豊胸手術を受ける人は世界中に1000万人、アメリカでは1年間に約30万人が人工乳房埋め込みを受けていますが、人工乳房に関連してALCLを発症する割合は数十万人に一人という低い確率です。
2011年に人工乳房使用とALCL発症の関係があるかもしれないと注目され始めてから、アメリカで確認されたALCL患者は359人、うち死亡者は9人であるとのことです。
また、人工乳房の中身が分かっている312人の中で、中身がシリコーンゲルであるのは186人、中身が生理食塩水であるのが126人でした。

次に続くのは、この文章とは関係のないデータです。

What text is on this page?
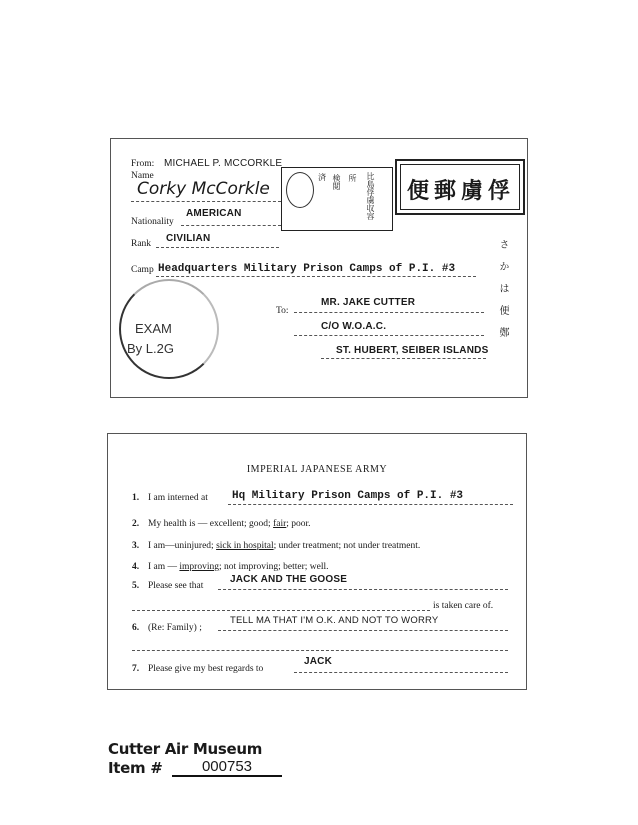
From: MICHAEL P. MCCORKLE
Name
Corky McCorkle
Nationality
AMERICAN
Rank CIVILIAN
Camp Headquarters Military Prison Camps of P.I. #3
済 検閲 所 比島俘虜収容 俘虜郵便
さかは便鄭
EXAM
By L.2G
To:
MR. JAKE CUTTER
C/O W.O.A.C.
ST. HUBERT, SEIBER ISLANDS
IMPERIAL JAPANESE ARMY
1. I am interned at Hq Military Prison Camps of P.I. #3
2. My health is — excellent; good; fair; poor.
3. I am—uninjured; sick in hospital; under treatment; not under treatment.
4. I am — improving; not improving; better; well.
5. Please see that
JACK AND THE GOOSE
is taken care of.
6. (Re: Family) ;
TELL MA THAT I'M O.K. AND NOT TO WORRY
7. Please give my best regards to
JACK
Cutter Air Museum
Item #	000753
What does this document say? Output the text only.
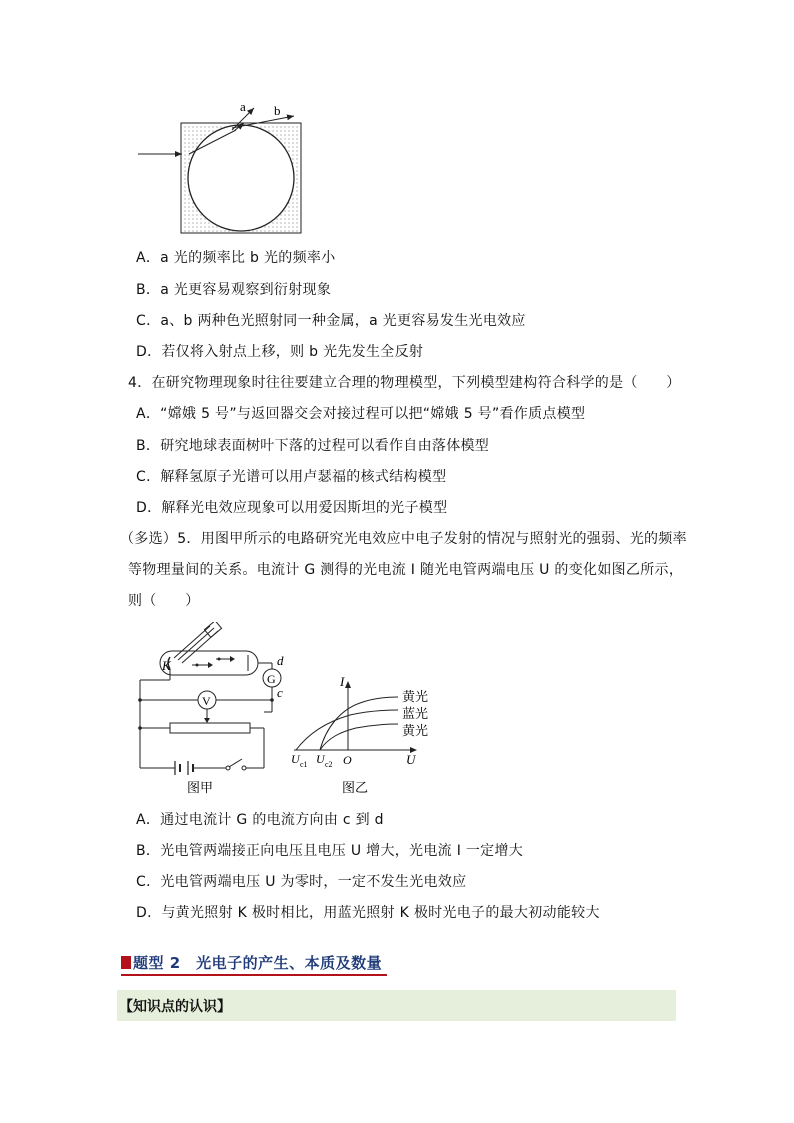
a b
A．a 光的频率比 b 光的频率小
B．a 光更容易观察到衍射现象
C．a、b 两种色光照射同一种金属，a 光更容易发生光电效应
D．若仅将入射点上移，则 b 光先发生全反射
4．在研究物理现象时往往要建立合理的物理模型，下列模型建构符合科学的是（　　）
A．“嫦娥 5 号”与返回器交会对接过程可以把“嫦娥 5 号”看作质点模型
B．研究地球表面树叶下落的过程可以看作自由落体模型
C．解释氢原子光谱可以用卢瑟福的核式结构模型
D．解释光电效应现象可以用爱因斯坦的光子模型
（多选）5．用图甲所示的电路研究光电效应中电子发射的情况与照射光的强弱、光的频率
等物理量间的关系。电流计 G 测得的光电流 I 随光电管两端电压 U 的变化如图乙所示，
则（　　）
K	d
c
G
V
图甲
I
U
O
黄光
蓝光
黄光
U c1 U c2
图乙
A．通过电流计 G 的电流方向由 c 到 d
B．光电管两端接正向电压且电压 U 增大，光电流 I 一定增大
C．光电管两端电压 U 为零时，一定不发生光电效应
D．与黄光照射 K 极时相比，用蓝光照射 K 极时光电子的最大初动能较大
题型 2　光电子的产生、本质及数量
【知识点的认识】
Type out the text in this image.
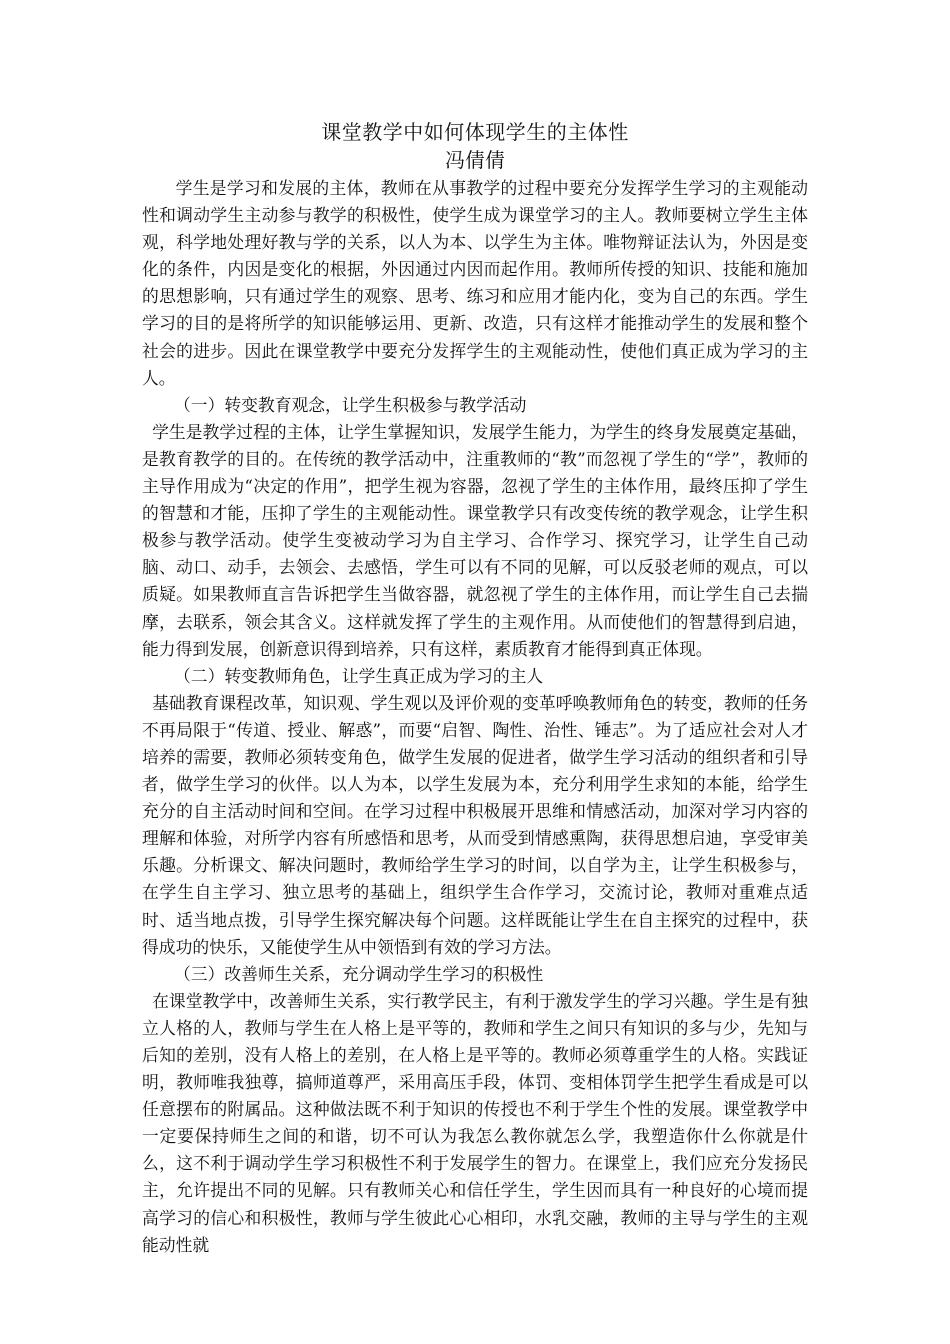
课堂教学中如何体现学生的主体性
冯倩倩

学生是学习和发展的主体，教师在从事教学的过程中要充分发挥学生学习的主观能动性和调动学生主动参与教学的积极性，使学生成为课堂学习的主人。教师要树立学生主体观，科学地处理好教与学的关系，以人为本、以学生为主体。唯物辩证法认为，外因是变化的条件，内因是变化的根据，外因通过内因而起作用。教师所传授的知识、技能和施加的思想影响，只有通过学生的观察、思考、练习和应用才能内化，变为自己的东西。学生学习的目的是将所学的知识能够运用、更新、改造，只有这样才能推动学生的发展和整个社会的进步。因此在课堂教学中要充分发挥学生的主观能动性，使他们真正成为学习的主人。

（一）转变教育观念，让学生积极参与教学活动

学生是教学过程的主体，让学生掌握知识，发展学生能力，为学生的终身发展奠定基础，是教育教学的目的。在传统的教学活动中，注重教师的“教”而忽视了学生的“学”，教师的主导作用成为“决定的作用”，把学生视为容器，忽视了学生的主体作用，最终压抑了学生的智慧和才能，压抑了学生的主观能动性。课堂教学只有改变传统的教学观念，让学生积极参与教学活动。使学生变被动学习为自主学习、合作学习、探究学习，让学生自己动脑、动口、动手，去领会、去感悟，学生可以有不同的见解，可以反驳老师的观点，可以质疑。如果教师直言告诉把学生当做容器，就忽视了学生的主体作用，而让学生自己去揣摩，去联系，领会其含义。这样就发挥了学生的主观作用。从而使他们的智慧得到启迪，能力得到发展，创新意识得到培养，只有这样，素质教育才能得到真正体现。

（二）转变教师角色，让学生真正成为学习的主人

基础教育课程改革，知识观、学生观以及评价观的变革呼唤教师角色的转变，教师的任务不再局限于“传道、授业、解惑”，而要“启智、陶性、治性、锤志”。为了适应社会对人才培养的需要，教师必须转变角色，做学生发展的促进者，做学生学习活动的组织者和引导者，做学生学习的伙伴。以人为本，以学生发展为本，充分利用学生求知的本能，给学生充分的自主活动时间和空间。在学习过程中积极展开思维和情感活动，加深对学习内容的理解和体验，对所学内容有所感悟和思考，从而受到情感熏陶，获得思想启迪，享受审美乐趣。分析课文、解决问题时，教师给学生学习的时间，以自学为主，让学生积极参与，在学生自主学习、独立思考的基础上，组织学生合作学习，交流讨论，教师对重难点适时、适当地点拨，引导学生探究解决每个问题。这样既能让学生在自主探究的过程中，获得成功的快乐，又能使学生从中领悟到有效的学习方法。

（三）改善师生关系，充分调动学生学习的积极性

在课堂教学中，改善师生关系，实行教学民主，有利于激发学生的学习兴趣。学生是有独立人格的人，教师与学生在人格上是平等的，教师和学生之间只有知识的多与少，先知与后知的差别，没有人格上的差别，在人格上是平等的。教师必须尊重学生的人格。实践证明，教师唯我独尊，搞师道尊严，采用高压手段，体罚、变相体罚学生把学生看成是可以任意摆布的附属品。这种做法既不利于知识的传授也不利于学生个性的发展。课堂教学中一定要保持师生之间的和谐，切不可认为我怎么教你就怎么学，我塑造你什么你就是什么，这不利于调动学生学习积极性不利于发展学生的智力。在课堂上，我们应充分发扬民主，允许提出不同的见解。只有教师关心和信任学生，学生因而具有一种良好的心境而提高学习的信心和积极性，教师与学生彼此心心相印，水乳交融，教师的主导与学生的主观能动性就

特に表面がざらざらしたタイプの人工乳房は、つるつるした人工乳房よりもALCLの発症率が高かったとのことです。
ALCLとは?
ALCLは乳房にできるがんですが、母乳を作るための乳腺からできる通常の乳がんとは異なり、人工乳房周囲にできる瘢痕組織の中にがんができます。早期発見すれば治療は可能で、命にかかわることは多くありません。
症状としては腫れやしこり、液体が貯まるといったもので、術後に皮下出血が多い場合にALCLが起こりやすかったとされています。